A Reuters/Ipsos poll earlier this month showed that while Americans support Obama’s campaign of air strikes against Islamic State militants, they have a low appetite for a long campaign against the group.

“People see air strikes as surgical. They think we are able to go in and do something that affects in a negative way this horrible group of people and we are able to extract ourselves with only a very low risk to American lives,” said Ipsos pollster Julia Clark. “There’s absolutely no appetite for re-engagement in that region in any prolonged way.”

American “boots on the ground” – of which there have been increasing numbers in Iraq in recent weeks – seem to be the defining line for political support.

“I won’t commit our troops to fighting another ground war in Iraq, or in Syria,” Obama said Saturday. “It’s more effective to use our capabilities to help partners on the ground secure their own country’s futures.”

Hitting major news shows Sunday, UN Ambassador Samantha Power danced around the subject of partners in the fight against ISIS.

She was asked on CBS’ “Face the Nation” if the United States had any indication other countries were willing to launch air strikes in Syria.

“We do,” Ambassador Power said. “But we’re going to leave it to other nations to announce for themselves what their specific commitments to the coalition are going to be.”

An important distinction is emerging about going after ISIS in Iraq and attacking the militant group in Syria.
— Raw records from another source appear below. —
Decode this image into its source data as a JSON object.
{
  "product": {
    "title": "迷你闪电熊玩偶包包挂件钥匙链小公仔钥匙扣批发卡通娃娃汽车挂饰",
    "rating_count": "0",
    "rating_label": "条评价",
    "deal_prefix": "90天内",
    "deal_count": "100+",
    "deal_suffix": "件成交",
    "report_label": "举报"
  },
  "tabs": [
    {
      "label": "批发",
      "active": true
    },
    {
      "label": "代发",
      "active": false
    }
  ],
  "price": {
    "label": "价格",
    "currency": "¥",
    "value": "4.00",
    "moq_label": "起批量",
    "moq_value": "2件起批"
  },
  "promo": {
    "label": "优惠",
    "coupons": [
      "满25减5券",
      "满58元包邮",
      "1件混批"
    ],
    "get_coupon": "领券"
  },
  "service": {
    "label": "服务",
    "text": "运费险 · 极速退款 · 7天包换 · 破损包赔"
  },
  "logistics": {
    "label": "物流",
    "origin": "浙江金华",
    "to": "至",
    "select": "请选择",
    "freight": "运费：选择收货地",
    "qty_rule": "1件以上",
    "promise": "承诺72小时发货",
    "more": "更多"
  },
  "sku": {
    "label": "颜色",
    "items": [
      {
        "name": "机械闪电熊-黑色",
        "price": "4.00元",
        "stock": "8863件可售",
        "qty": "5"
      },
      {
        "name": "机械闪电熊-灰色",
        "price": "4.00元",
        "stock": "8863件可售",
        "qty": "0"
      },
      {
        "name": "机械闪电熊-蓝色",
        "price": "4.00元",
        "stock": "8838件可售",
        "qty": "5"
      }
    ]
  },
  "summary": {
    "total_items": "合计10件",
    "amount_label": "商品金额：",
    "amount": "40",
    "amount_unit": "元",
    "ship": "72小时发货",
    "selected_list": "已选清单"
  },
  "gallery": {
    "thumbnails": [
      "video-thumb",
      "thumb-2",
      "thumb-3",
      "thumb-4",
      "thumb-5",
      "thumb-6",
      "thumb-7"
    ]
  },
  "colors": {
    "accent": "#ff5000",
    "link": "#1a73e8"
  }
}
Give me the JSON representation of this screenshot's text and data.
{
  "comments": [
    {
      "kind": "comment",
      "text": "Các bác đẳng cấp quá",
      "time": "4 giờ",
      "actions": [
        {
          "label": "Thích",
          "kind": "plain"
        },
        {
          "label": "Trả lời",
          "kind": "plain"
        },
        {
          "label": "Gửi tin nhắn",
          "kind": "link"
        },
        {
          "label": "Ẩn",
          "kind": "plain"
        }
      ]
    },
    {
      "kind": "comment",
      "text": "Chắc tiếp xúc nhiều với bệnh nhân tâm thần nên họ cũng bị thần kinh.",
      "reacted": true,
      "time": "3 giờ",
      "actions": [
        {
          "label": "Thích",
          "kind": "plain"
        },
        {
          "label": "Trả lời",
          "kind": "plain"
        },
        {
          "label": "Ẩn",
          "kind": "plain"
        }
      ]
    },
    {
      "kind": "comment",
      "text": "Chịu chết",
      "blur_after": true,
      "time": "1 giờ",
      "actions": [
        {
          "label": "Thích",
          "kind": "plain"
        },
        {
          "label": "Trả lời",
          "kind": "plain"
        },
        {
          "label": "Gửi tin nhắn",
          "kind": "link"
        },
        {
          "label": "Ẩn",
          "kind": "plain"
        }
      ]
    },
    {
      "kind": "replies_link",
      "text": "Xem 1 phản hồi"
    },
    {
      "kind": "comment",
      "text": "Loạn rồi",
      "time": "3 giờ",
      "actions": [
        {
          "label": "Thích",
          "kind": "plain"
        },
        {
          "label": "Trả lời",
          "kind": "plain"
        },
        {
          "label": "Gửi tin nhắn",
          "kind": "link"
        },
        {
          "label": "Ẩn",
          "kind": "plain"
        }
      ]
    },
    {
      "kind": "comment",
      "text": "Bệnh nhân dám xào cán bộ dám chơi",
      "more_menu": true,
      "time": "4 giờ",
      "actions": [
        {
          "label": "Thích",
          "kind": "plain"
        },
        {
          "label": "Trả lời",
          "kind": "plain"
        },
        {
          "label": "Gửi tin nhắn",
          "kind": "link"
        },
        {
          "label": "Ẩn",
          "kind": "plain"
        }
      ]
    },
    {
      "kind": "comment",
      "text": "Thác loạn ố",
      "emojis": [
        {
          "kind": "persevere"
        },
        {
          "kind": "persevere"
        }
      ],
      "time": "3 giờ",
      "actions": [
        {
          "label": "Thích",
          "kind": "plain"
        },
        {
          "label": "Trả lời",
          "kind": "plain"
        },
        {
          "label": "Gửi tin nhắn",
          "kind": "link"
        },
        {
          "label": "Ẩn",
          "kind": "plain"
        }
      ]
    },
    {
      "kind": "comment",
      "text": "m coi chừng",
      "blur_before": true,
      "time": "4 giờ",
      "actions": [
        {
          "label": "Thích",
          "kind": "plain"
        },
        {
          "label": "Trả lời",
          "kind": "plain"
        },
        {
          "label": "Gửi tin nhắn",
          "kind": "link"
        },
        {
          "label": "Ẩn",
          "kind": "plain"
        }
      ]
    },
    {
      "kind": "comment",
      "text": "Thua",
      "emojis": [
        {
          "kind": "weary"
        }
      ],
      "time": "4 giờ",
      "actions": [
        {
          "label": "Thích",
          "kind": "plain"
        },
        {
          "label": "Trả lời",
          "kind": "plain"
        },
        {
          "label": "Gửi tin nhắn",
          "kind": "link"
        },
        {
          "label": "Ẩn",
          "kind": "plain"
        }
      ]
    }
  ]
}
“I will make you a prediction,” Power said on ABC’s “This Week.” “We will not do the air strikes [in Syria] alone if the president decides to do the air strikes.”

Obama, too, talks of “over 40 countries [which] have offered to help the broad campaign against ISIL so far – from training and equipment, to humanitarian relief, to flying combat missions.” Americans can be forgiven if this reminds them of the “coalition of the willing” President George W. Bush claimed to have when the US invaded and occupied Iraq 11 years ago.

Most lawmakers may have backed Obama in their vote last week. But many remain uneasy about where things are headed.

“The risk is that the United States begins getting involved in what may be a very long term commitment to a messy civil war in Syria,” Senator Chris Murphy, a Foreign Relations Committee Democrat who voted against the aid, told NBC’s “Meet the Press.”

Republican committee member Ron Johnson, who approved the aid, said he did not think aid and air strikes would be enough to defeat Islamic State. “I’m just not seeing the strategy that’s actually going to work,” he told NBC.

This report includes material from Reuters.